Most jobs are offered with a probationary period; this doesn’t mean that you have to be perfect from the get-go, so don’t arrive panicking. This is your time to shine, and show that you can improve, adapt, and really grow into your place of employment. You might think that there’s not much you can do before you get there. However, preparation can be your best friend, and with some effort and planning; you’ll get off to a successful start. The following are some ideas and inspiration for those about to start their new job, who need a bit of a boost regarding feeling and doing their best.

New Job? No Problem: Feeling Fresh On Your First Day

Fix Up, Look Smart

Whether you’re heading into a design studio full of sneakerheads, or you’re entering a corporate environment, where a suit is essential; it’s important that you feel confident in your attire. If you know that this is an important step in your career towards getting the new Aston Martin Vanquish or the Rolex Day-Date 40; you’ll want to feel like you already have them (without the cost, just yet). Therefore, ensure that you head out to try on some outfits before you buy anything.

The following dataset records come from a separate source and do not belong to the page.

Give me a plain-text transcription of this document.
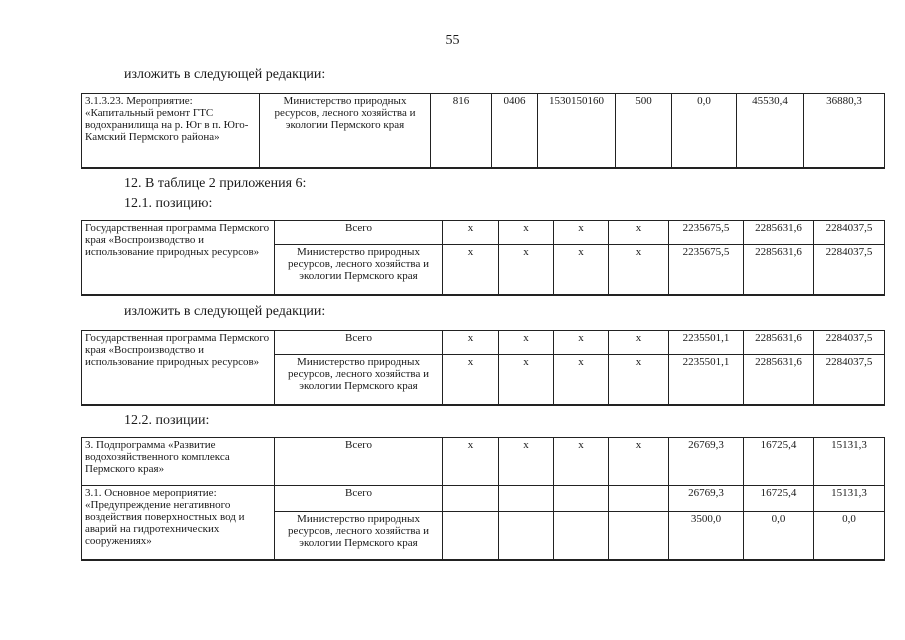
55
изложить в следующей редакции:
3.1.3.23. Мероприятие: «Капитальный ремонт ГТС водохранилища на р. Юг в п. Юго-Камский Пермского района»	Министерство природных ресурсов, лесного хозяйства и экологии Пермского края	816	0406	1530150160	500	0,0	45530,4	36880,3
12. В таблице 2 приложения 6:
12.1. позицию:
Государственная программа Пермского края «Воспроизводство и использование природных ресурсов»	Всего	х	х	х	х	2235675,5	2285631,6	2284037,5
	Министерство природных ресурсов, лесного хозяйства и экологии Пермского края	х	х	х	х	2235675,5	2285631,6	2284037,5
изложить в следующей редакции:
Государственная программа Пермского края «Воспроизводство и использование природных ресурсов»	Всего	х	х	х	х	2235501,1	2285631,6	2284037,5
	Министерство природных ресурсов, лесного хозяйства и экологии Пермского края	х	х	х	х	2235501,1	2285631,6	2284037,5
12.2. позиции:
3. Подпрограмма «Развитие водохозяйственного комплекса Пермского края»	Всего	х	х	х	х	26769,3	16725,4	15131,3
3.1. Основное мероприятие: «Предупреждение негативного воздействия поверхностных вод и аварий на гидротехнических сооружениях»	Всего					26769,3	16725,4	15131,3
	Министерство природных ресурсов, лесного хозяйства и экологии Пермского края					3500,0	0,0	0,0
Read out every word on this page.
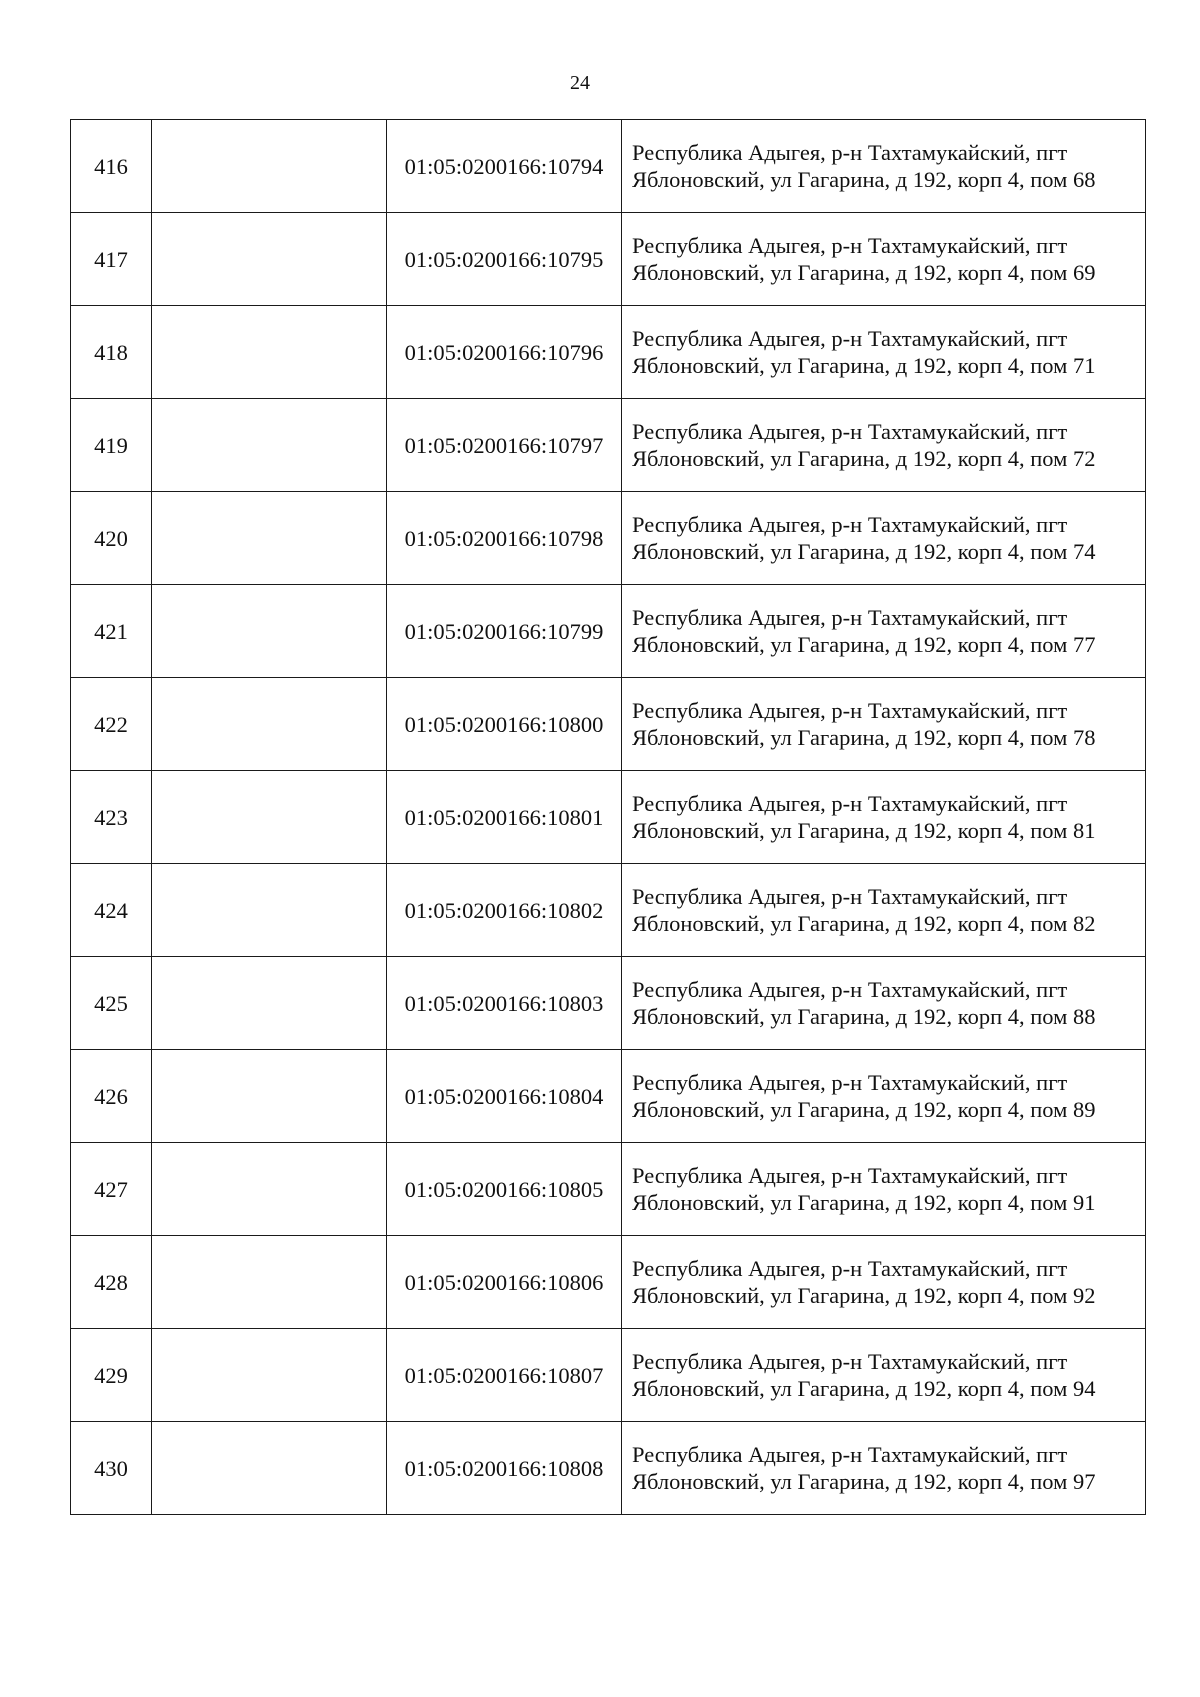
24
416		01:05:0200166:10794	Республика Адыгея, р-н Тахтамукайский, пгт Яблоновский, ул Гагарина, д 192, корп 4, пом 68
417		01:05:0200166:10795	Республика Адыгея, р-н Тахтамукайский, пгт Яблоновский, ул Гагарина, д 192, корп 4, пом 69
418		01:05:0200166:10796	Республика Адыгея, р-н Тахтамукайский, пгт Яблоновский, ул Гагарина, д 192, корп 4, пом 71
419		01:05:0200166:10797	Республика Адыгея, р-н Тахтамукайский, пгт Яблоновский, ул Гагарина, д 192, корп 4, пом 72
420		01:05:0200166:10798	Республика Адыгея, р-н Тахтамукайский, пгт Яблоновский, ул Гагарина, д 192, корп 4, пом 74
421		01:05:0200166:10799	Республика Адыгея, р-н Тахтамукайский, пгт Яблоновский, ул Гагарина, д 192, корп 4, пом 77
422		01:05:0200166:10800	Республика Адыгея, р-н Тахтамукайский, пгт Яблоновский, ул Гагарина, д 192, корп 4, пом 78
423		01:05:0200166:10801	Республика Адыгея, р-н Тахтамукайский, пгт Яблоновский, ул Гагарина, д 192, корп 4, пом 81
424		01:05:0200166:10802	Республика Адыгея, р-н Тахтамукайский, пгт Яблоновский, ул Гагарина, д 192, корп 4, пом 82
425		01:05:0200166:10803	Республика Адыгея, р-н Тахтамукайский, пгт Яблоновский, ул Гагарина, д 192, корп 4, пом 88
426		01:05:0200166:10804	Республика Адыгея, р-н Тахтамукайский, пгт Яблоновский, ул Гагарина, д 192, корп 4, пом 89
427		01:05:0200166:10805	Республика Адыгея, р-н Тахтамукайский, пгт Яблоновский, ул Гагарина, д 192, корп 4, пом 91
428		01:05:0200166:10806	Республика Адыгея, р-н Тахтамукайский, пгт Яблоновский, ул Гагарина, д 192, корп 4, пом 92
429		01:05:0200166:10807	Республика Адыгея, р-н Тахтамукайский, пгт Яблоновский, ул Гагарина, д 192, корп 4, пом 94
430		01:05:0200166:10808	Республика Адыгея, р-н Тахтамукайский, пгт Яблоновский, ул Гагарина, д 192, корп 4, пом 97
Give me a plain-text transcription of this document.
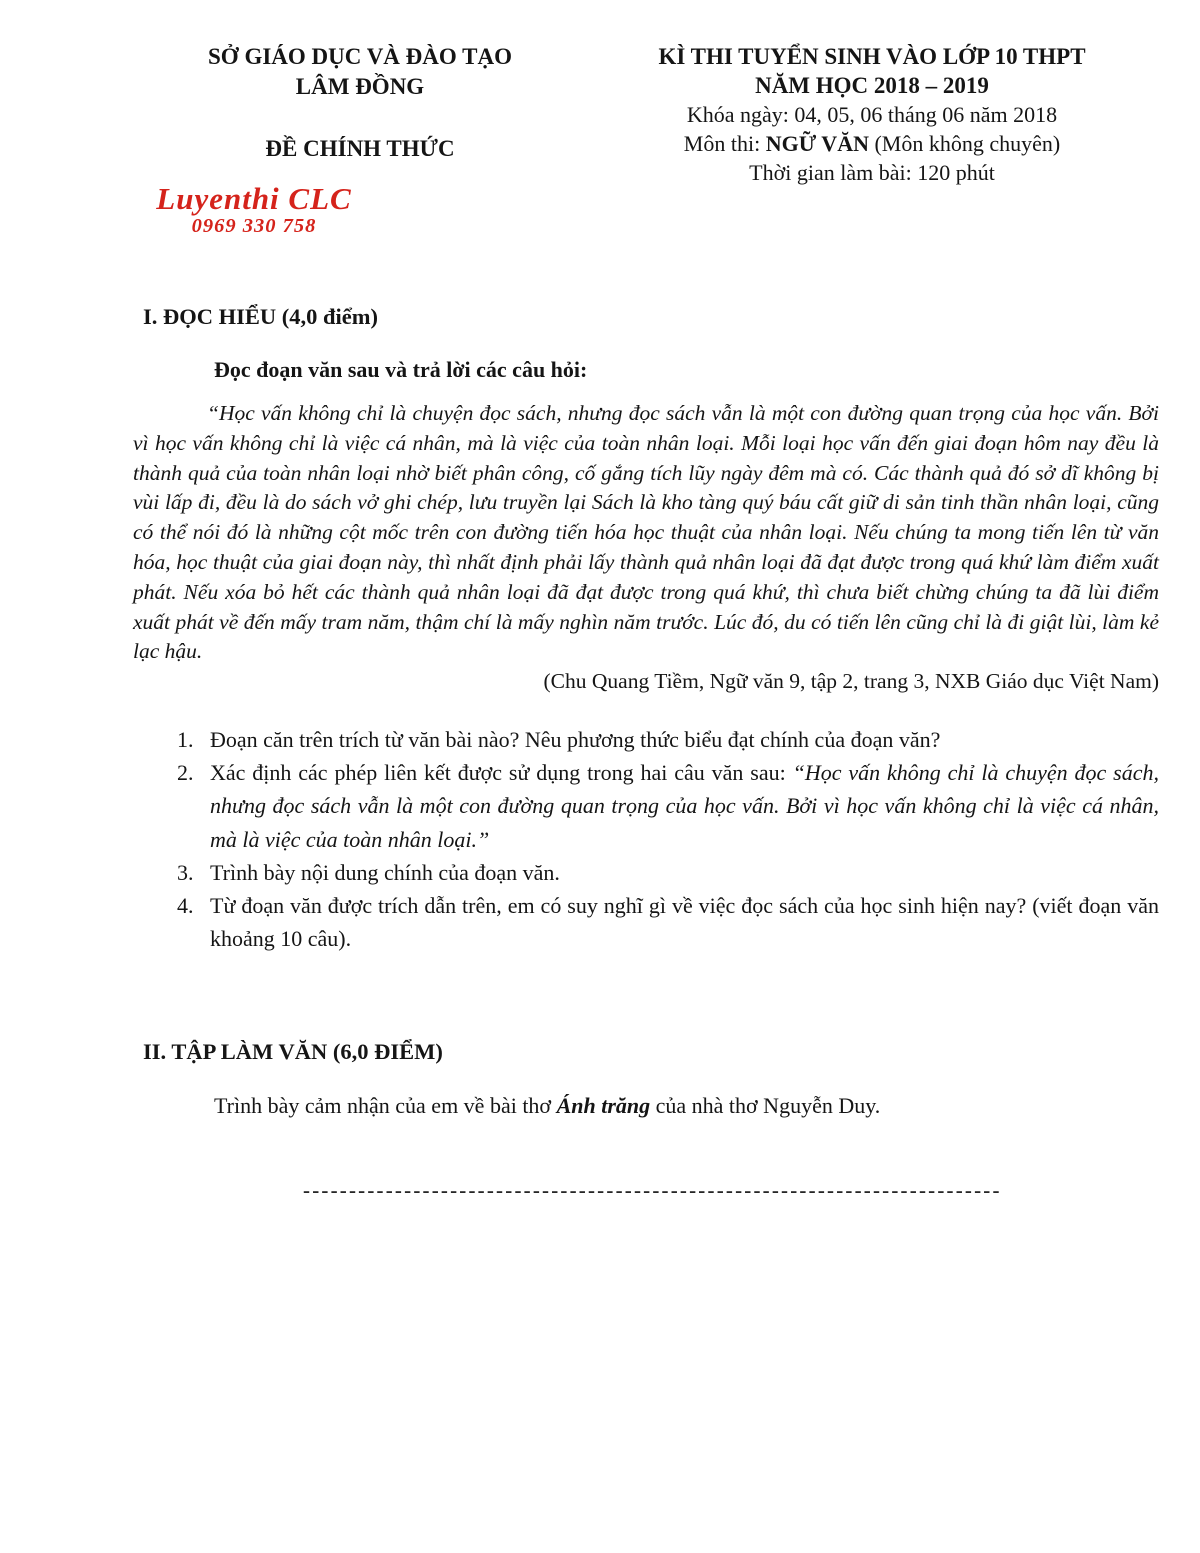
SỞ GIÁO DỤC VÀ ĐÀO TẠO
LÂM ĐỒNG
ĐỀ CHÍNH THỨC
KÌ THI TUYỂN SINH VÀO LỚP 10 THPT
NĂM HỌC 2018 – 2019
Khóa ngày: 04, 05, 06 tháng 06 năm 2018
Môn thi: NGỮ VĂN (Môn không chuyên)
Thời gian làm bài: 120 phút
Luyenthi CLC
0969 330 758
I. ĐỌC HIỂU (4,0 điểm)
Đọc đoạn văn sau và trả lời các câu hỏi:
“Học vấn không chỉ là chuyện đọc sách, nhưng đọc sách vẫn là một con đường quan trọng của học vấn. Bởi vì học vấn không chỉ là việc cá nhân, mà là việc của toàn nhân loại. Mỗi loại học vấn đến giai đoạn hôm nay đều là thành quả của toàn nhân loại nhờ biết phân công, cố gắng tích lũy ngày đêm mà có. Các thành quả đó sở dĩ không bị vùi lấp đi, đều là do sách vở ghi chép, lưu truyền lại Sách là kho tàng quý báu cất giữ di sản tinh thần nhân loại, cũng có thể nói đó là những cột mốc trên con đường tiến hóa học thuật của nhân loại. Nếu chúng ta mong tiến lên từ văn hóa, học thuật của giai đoạn này, thì nhất định phải lấy thành quả nhân loại đã đạt được trong quá khứ làm điểm xuất phát. Nếu xóa bỏ hết các thành quả nhân loại đã đạt được trong quá khứ, thì chưa biết chừng chúng ta đã lùi điểm xuất phát về đến mấy tram năm, thậm chí là mấy nghìn năm trước. Lúc đó, du có tiến lên cũng chỉ là đi giật lùi, làm kẻ lạc hậu.
(Chu Quang Tiềm, Ngữ văn 9, tập 2, trang 3, NXB Giáo dục Việt Nam)
1. Đoạn căn trên trích từ văn bài nào? Nêu phương thức biểu đạt chính của đoạn văn?
2. Xác định các phép liên kết được sử dụng trong hai câu văn sau: “Học vấn không chỉ là chuyện đọc sách, nhưng đọc sách vẫn là một con đường quan trọng của học vấn. Bởi vì học vấn không chỉ là việc cá nhân, mà là việc của toàn nhân loại.”
3. Trình bày nội dung chính của đoạn văn.
4. Từ đoạn văn được trích dẫn trên, em có suy nghĩ gì về việc đọc sách của học sinh hiện nay? (viết đoạn văn khoảng 10 câu).
II. TẬP LÀM VĂN (6,0 ĐIỂM)
Trình bày cảm nhận của em về bài thơ Ánh trăng của nhà thơ Nguyễn Duy.
----------------------------------------------------------------------------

Preparing what you’re going to wear beforehand, will help your day run a little bit smoother. You can create a capsule wardrobe for the week, and get a clear idea of what you’re going to put together each morning. Make sure you add your personality; there’s nothing wrong with a statement sock in your new office, as long as you feel good about it, you’ll stride into work each day in comfort and with confidence for your new role.

Think And Research

You’ll probably know a little about where you’re going to work, from the interview stage. However, now you’ve got the job, it’s worth looking at who else you’ll be working with, and delving into more of the company’s history. Knowing your stuff will allow you to ask questions and show a keen interest along the way; your employers will appreciate your enthusiasm, so it’s worth remembering that knowledge is power.

By researching into your company, you’ll also be able to gauge where the weak spots and issues might be (all businesses have them). This is your chance to better understand what’s expected from you, and what you can bring to the table regarding an improved way of doing things. Don’t worry about asking about what you don’t know; however, always aim to be a help and not a hindrance. The more people that are glad you’ve been hired, the better it is for your future there.